VDBs store vector segments or index payloads in files and mmap them instead of loading full files into heap; reduces RAM use. OS page cache keeps hot pages in RAM; HNSW traversal and IVF probe benefit.
Often used for read-only immutable segments; writes go to WAL or mutable buffer. Drawbacks: page faults can make I/O less predictable; writes need copy-on-write or separate writable path.
Common in on-disk and hybrid VDBs to balance memory and latency.
Practical tip: prewarm key pages at startup to reduce cold p99; use mmap for read-only segments and WAL/mutable buffer for writes.

How mmap helps vector storage

VDBs can store vector segments or index payloads in files and mmap them instead of loading the full file into heap memory. That reduces RAM use (you don’t need to hold the entire dataset in memory), and the OS cache and page cache naturally keep hot pages in RAM. Random reads during graph traversal (e.g. HNSW) or IVF probe benefit from this pattern.

Pipeline: at startup or when a segment is sealed, mmap the file; query touches pages as it traverses the index; OS faults in only accessed pages; hot pages stay in page cache. Writes go to WAL or mutable buffer; new segments are written and mmap’d when immutable. This keeps the read path simple and memory footprint bounded.

Trade-offs and when to use mmap

Drawbacks: mmap I/O can be less predictable under load (page faults), and writes usually require a different path (copy-on-write or separate writable files). It’s a common technique in on-disk and hybrid VDBs to balance memory usage and latency.
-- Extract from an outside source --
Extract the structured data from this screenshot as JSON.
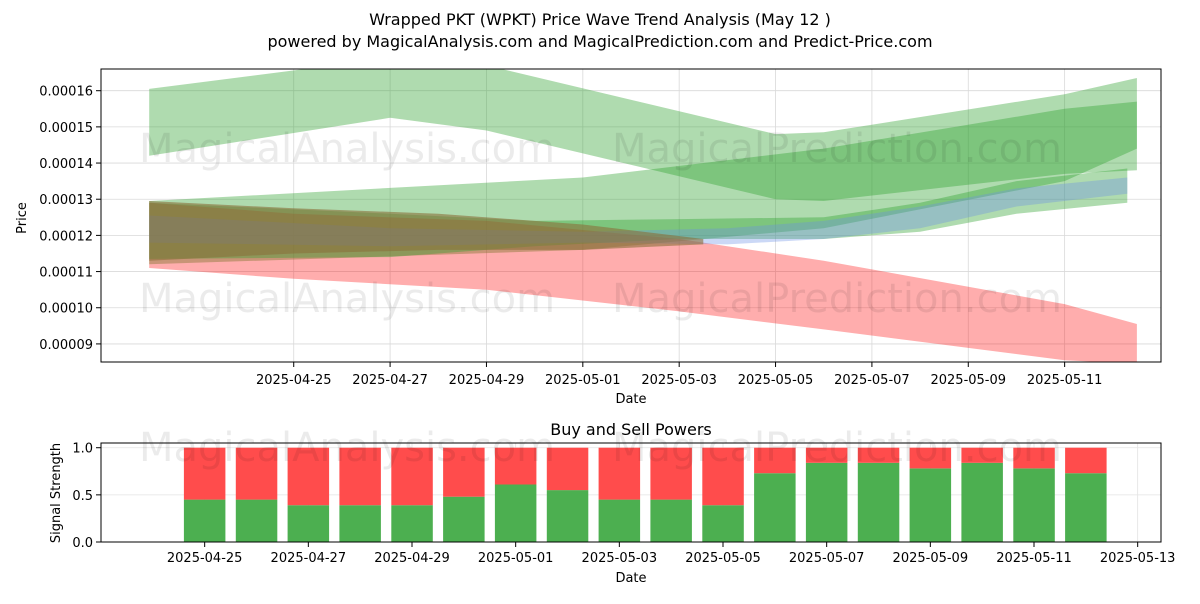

Trade-off: lower RAM use and no explicit load step vs. less predictable p99 due to page faults. Practical tip: for strict latency SLOs, prewarm frequently accessed pages or use in-memory index; for large indexes where full load is not possible, mmap with adequate cache is the standard approach.

Frequently Asked Questions

Why not just read the whole file into RAM?

For large indexes (e.g. billions of vectors), loading the full file would exceed RAM or cause long startup. mmap lets you use only the pages you touch; the OS keeps hot pages in the page cache so repeated access is fast without explicit application-level caching.

Can I use mmap for writes?

mmap can be writable, but in-place updates complicate immutable segment design and crash consistency. Most VDBs use mmap for read-only segments and send writes to a WAL or mutable buffer; new segments are then written and mmap’d when sealed.

Why can mmap latency be unpredictable?

First access to a page triggers a page fault and disk I/O; under mixed or cold workload, many faults can occur and p99 latency can spike. Prewarming (touching key pages at startup) or adequate cache size helps; for strict SLOs, in-memory or preloaded indexes may be preferred.

Does mmap work with tiered storage?

Typically mmap is used for local disk (or fast NVMe). For tiered storage, cold data on S3 is usually read via normal I/O or a separate load path, not mmap, because object storage isn’t a local filesystem. Hot tier can still be mmap’d.